June 2020 Wrap Up

This has not been a very good month unfortunately. A couple of years ago I hurt my back, it took months to recover, and a couple of weeks ago I managed to twinge it again. I’m in pain all the time and had to take a few days off work because I just couldn’t sit at my computer. That also means I’ve not been able to do as much blogging as I had planned and missed several posts that I had planned to write. It’s slowly getting better and I am able to spend some time at my computer now so will be back to blogging a little more regularly again, though I am still in pain.  

At the beginning of the month I finished The Ballad of Songbirds and Snakes by Suzanne Collins, a prequel to the Hunger Games trilogy. I was excited to return to this world and it was one of my most anticipated releases of the year. While it was good, I didn’t love it as much as the original trilogy.

I also read The Hate U Give by Angie Thomas, which I have had waiting on my shelf for several months, as I don’t read much contemporary fiction. I’m very glad I finally read it as it’s a very powerful novel. I had no hesitation giving it 5 stars.    

Fear is the fifth book in Michael Grant’s Gone series. I have been working my way through this series quite slowly, though that’s more a reflection on my reading than enjoyment of the books! This book was good but I didn’t enjoy it as much as the previous ones. I’m still excited to read the final book though.

I just had to read The Guinevere Deception by Kiersten White as I love King Arthur legends. This retelling has a really interesting concept that Guinevere is not the real Guinevere, but has taken her place as fiancé to King Arthur so that she can use her magic to protect him. Although I enjoyed it, I only gave it 3 stars. I think perhaps the style was not quite to my taste and there were a lot of unanswered questions still at the end of the book. But I liked it enough that I will definitely be reading the sequel.  

I absolutely adored Autumn de Wilde’s adaptation of Emma, so decided to read the book. I’m only a little way in but loving it so far.

This month was quite a quiet book buying month for me, which is probably a good thing as I have many already on my shelf that need reading! I received a Word Cloud Classics edition of Emma for my birthday. And bought The Story of King Arthur and His Knights by Howard Pyle as part of my research for my next novel. It’s a lovely leather-bound edition with illustrations.

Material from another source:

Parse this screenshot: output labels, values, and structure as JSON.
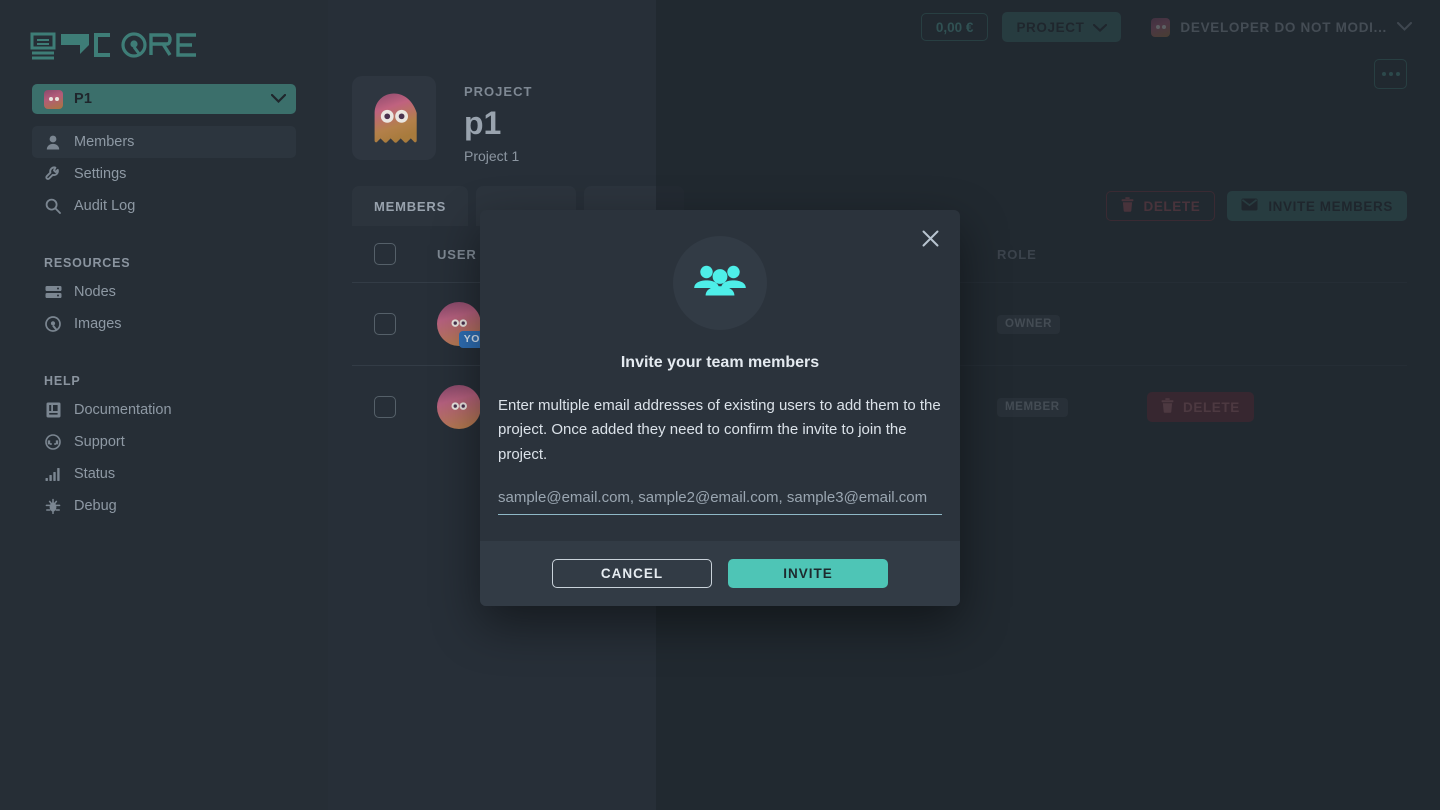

My back pain also put my novel planning on the back burner for a bit unfortunately. But I am still ready to write my King Arthur retelling for the July edition of CampNaNoWriMo! I’m excited to get writing as I am so excited for these characters and this story.  

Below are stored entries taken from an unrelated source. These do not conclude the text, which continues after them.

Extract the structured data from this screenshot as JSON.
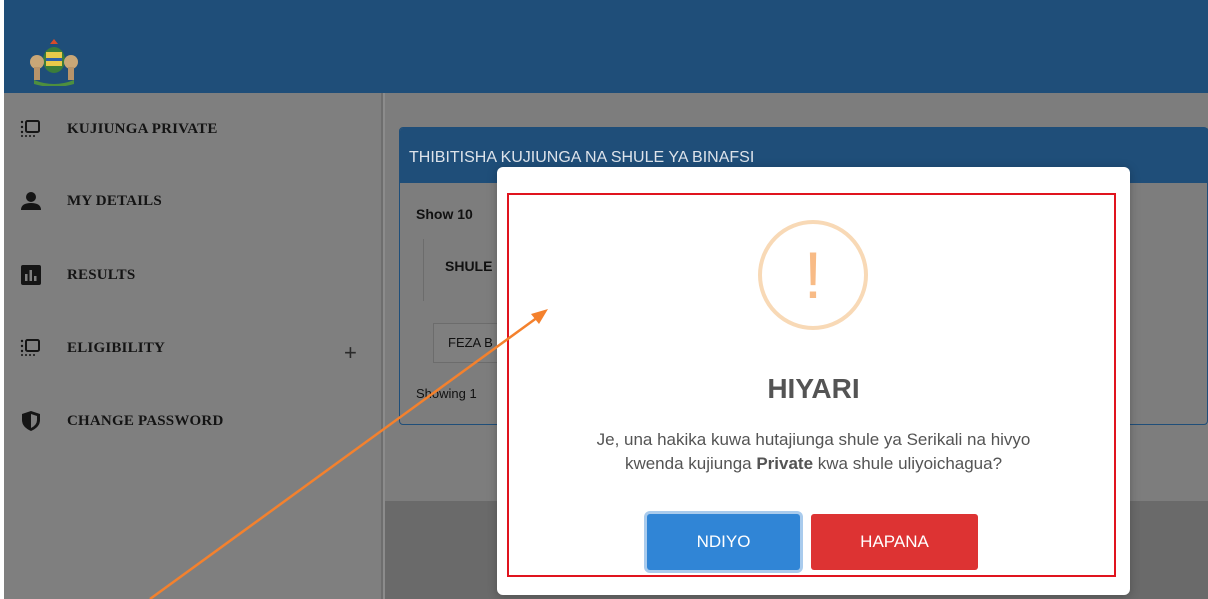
{
  "sidebar": {
    "items": [
      {
        "label": "KUJIUNGA PRIVATE",
        "icon": "list-screen-icon"
      },
      {
        "label": "MY DETAILS",
        "icon": "person-icon"
      },
      {
        "label": "RESULTS",
        "icon": "bar-chart-icon"
      },
      {
        "label": "ELIGIBILITY",
        "icon": "list-screen-icon"
      },
      {
        "label": "CHANGE PASSWORD",
        "icon": "shield-icon"
      }
    ],
    "expand_symbol": "+"
  },
  "card": {
    "title": "THIBITISHA KUJIUNGA NA SHULE YA BINAFSI",
    "show_label": "Show 10",
    "table_header": "SHULE",
    "table_row": "FEZA B",
    "showing_label": "Showing 1"
  },
  "modal": {
    "icon_symbol": "!",
    "title": "HIYARI",
    "text_line1": "Je, una hakika kuwa hutajiunga shule ya Serikali na hivyo",
    "text_line2_pre": "kwenda kujiunga ",
    "text_line2_bold": "Private",
    "text_line2_post": " kwa shule uliyoichagua?",
    "confirm_label": "NDIYO",
    "cancel_label": "HAPANA"
  },
  "colors": {
    "header": "#1f4e79",
    "confirm": "#3085d6",
    "cancel": "#dd3333",
    "warning": "#f8bb86",
    "highlight": "#e0141e",
    "arrow": "#f4812d"
  }
}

What books did you enjoy reading this month? Let me know in the comments!  

Film Review: Emma

Film Review: Emma

Release date: 14 February 2020

Director: Autumn de Wilde

Starring: Anya Taylor-Joy, Jonny Flynn, Bill Nighy, Mia Goth, Miranda Hart, Josh O’Connor, Callum Turner

Runtime:  125 minutes

Genre: Period drama, romance, comedy

Watched in: 2D

Rating: 5/5 stars

This most recent adaptation of Jane Austen’s Emma is my first experience of her well-known novel. I’ve read Northanger Abbey and Sense and Sensibility, but not yet read Emma (though I’m sure I will having thoroughly enjoyed this adaptation). I’ve also not seen any other film or TV versions before, so wasn’t familiar with the plot before seeing the film. Emma is handsome, clever, rich and admired by those in her town. She’s an ambitious matchmaker but on her mission to make matches for others, discovers love herself.   

This adaptation is brilliantly filmed and acted. I was captivated and enthralled from start to finish. Anya Taylor-Joy plays Emma brilliantly, with her facial expressions and delicate touches of body language bringing the character to life. I love how Emma isn’t a typical heroine, and how she grows over the course of the plot. The chemistry between Anya Taylor-Joy and Johnny Flynn is evident from the start and I revelled in their exchanges throughout. The casting overall was superb. Bill Nighy is excellent as Emma’s father and provided a lot of the comedy moments. As a big fan of Miranda, it’s always a joy to see Miranda Hart and she was very well cast for her role.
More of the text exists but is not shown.